A MAIDEN, day-long trip to Balochistan by Prime Minister Imran Khan has yielded a familiar set of statements regarding economic development and the PTI’s fight against corruption. Mr Khan’s comments about reviewing CPEC projects to address the concerns of the Balochistan government are likely to add to the uncertainty regarding how the government intends to proceed with the vast portfolio of Chinese investments in and loans to Pakistan. Yet, perhaps most striking was what the prime minister did not dwell on in Balochistan: the sense of alienation among swathes of the Baloch population that has fed a long-running low-level separatist insurgency in the province. Prime Minister Khan was quoted as saying that the federal and provincial governments will take steps to bring back Balochistan’s people who have left the province because of terrorism and violence, but it is not clear who the prime minister was referring to. There was no appeal to either alienated Baloch citizens or Baloch separatists living abroad to engage in dialogue with the state.

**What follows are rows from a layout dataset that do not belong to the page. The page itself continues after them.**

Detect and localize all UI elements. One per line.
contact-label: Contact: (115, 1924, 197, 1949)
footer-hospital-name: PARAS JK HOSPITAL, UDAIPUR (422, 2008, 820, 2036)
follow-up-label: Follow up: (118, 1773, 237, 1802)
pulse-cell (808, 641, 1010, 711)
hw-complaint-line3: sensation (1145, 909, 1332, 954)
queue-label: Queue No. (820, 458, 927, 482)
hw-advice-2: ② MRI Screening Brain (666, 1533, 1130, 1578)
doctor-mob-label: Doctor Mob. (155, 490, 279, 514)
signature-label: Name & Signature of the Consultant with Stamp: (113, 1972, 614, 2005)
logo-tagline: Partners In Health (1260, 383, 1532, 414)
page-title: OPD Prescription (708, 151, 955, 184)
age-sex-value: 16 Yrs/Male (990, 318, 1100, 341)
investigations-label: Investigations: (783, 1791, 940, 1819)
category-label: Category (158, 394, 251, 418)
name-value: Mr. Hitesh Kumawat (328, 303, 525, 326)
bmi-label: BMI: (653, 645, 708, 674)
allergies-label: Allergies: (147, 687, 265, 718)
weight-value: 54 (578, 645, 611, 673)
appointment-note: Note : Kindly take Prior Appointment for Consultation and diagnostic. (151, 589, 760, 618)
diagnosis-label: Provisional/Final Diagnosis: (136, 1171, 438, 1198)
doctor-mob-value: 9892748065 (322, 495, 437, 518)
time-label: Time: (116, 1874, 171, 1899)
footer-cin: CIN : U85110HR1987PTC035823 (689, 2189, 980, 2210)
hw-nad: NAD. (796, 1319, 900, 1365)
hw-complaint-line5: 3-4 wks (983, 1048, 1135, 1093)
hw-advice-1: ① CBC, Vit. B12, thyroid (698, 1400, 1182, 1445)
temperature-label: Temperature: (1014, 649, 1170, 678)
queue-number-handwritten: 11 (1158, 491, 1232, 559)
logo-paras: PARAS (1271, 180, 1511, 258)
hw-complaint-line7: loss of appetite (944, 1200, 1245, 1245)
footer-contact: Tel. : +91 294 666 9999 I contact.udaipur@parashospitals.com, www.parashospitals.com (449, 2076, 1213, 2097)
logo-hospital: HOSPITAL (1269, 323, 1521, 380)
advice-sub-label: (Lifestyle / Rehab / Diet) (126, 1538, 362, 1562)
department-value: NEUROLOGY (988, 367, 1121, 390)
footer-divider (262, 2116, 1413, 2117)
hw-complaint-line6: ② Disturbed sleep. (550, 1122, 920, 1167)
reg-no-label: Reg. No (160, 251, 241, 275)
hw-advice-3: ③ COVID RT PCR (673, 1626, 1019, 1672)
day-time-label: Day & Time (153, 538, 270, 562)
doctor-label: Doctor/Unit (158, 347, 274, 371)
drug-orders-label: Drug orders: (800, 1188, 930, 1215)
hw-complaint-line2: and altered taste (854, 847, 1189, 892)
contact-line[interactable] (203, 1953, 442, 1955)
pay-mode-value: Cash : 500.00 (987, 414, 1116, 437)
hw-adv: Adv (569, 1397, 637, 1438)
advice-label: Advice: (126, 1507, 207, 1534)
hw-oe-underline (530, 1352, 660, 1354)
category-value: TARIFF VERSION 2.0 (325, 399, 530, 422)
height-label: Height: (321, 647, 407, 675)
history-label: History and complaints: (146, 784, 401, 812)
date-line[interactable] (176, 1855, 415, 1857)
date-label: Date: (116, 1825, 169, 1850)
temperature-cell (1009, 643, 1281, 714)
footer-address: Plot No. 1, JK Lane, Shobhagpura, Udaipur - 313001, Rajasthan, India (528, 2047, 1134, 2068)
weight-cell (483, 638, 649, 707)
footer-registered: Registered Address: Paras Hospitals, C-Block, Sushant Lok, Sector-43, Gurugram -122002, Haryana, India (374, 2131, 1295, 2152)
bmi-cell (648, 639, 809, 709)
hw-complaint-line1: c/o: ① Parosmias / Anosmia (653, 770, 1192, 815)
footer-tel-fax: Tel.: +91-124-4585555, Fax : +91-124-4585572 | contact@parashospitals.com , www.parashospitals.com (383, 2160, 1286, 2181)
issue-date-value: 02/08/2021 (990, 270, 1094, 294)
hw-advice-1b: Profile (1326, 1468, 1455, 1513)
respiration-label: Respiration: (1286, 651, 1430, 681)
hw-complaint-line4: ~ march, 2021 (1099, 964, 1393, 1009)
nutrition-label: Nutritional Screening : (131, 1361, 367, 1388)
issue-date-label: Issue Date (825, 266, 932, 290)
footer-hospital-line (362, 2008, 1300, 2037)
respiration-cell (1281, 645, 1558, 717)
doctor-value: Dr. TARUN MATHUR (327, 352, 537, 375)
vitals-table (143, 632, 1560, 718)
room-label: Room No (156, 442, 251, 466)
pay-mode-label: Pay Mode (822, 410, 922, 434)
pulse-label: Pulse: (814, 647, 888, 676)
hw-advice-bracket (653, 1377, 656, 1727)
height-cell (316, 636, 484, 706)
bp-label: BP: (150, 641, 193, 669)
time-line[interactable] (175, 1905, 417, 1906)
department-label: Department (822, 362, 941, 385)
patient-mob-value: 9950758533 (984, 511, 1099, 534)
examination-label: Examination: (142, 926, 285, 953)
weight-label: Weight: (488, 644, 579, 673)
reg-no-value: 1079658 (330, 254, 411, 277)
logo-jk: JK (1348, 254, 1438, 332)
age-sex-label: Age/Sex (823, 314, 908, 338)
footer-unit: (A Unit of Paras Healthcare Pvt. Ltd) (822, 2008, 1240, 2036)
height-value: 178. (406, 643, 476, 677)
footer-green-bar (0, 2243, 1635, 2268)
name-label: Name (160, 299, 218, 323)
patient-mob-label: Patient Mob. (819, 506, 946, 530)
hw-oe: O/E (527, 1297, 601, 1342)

Over the years, what has been apparent is the standard twin approach of the Pakistan state to Balochistan: casting the province’s political problems as wholly a matter of underdevelopment and poor economic growth and adamantly viewing Balochistan through the prism of security and regional strategic policies. In 10 years of elected governments and from the latter half of the Musharraf dictatorship, the approach favoured by the Pakistani state in Balochistan has not worked. Indeed, large swathes of the province continue to remain virtual no-go areas and there is very little independently verifiable information that trickles out of the province today. While no provincial or federal government has been able to make much headway in peacefully ending the insurgency in Balochistan, new assemblies and governments at the centre and in the provinces can be an opportunity to reassess the situation and make fresh peace overtures. That does not appear to be the case in 2018 so far.

It is hoped that the Balochistan government and the PTI at the centre will not continue to avoid dealing with hard issues in the province. Arguably, at no point over the last decade have the government in Balochistan, the federal government and the military leadership been working in as close and accommodating a manner as the dispensation today is. In Balochistan that can be opportunity for positive change. Prime Minister Khan has the political capital to attempt a different approach in Balochistan — if he is inclined to do so. A day-long trip to Balochistan nearly two months since being sworn in does not suggest the province is high on Mr Khan’s priorities. Perhaps the prime minister would do well to begin by seeking the input of moderate political forces in Balochistan on the way ahead.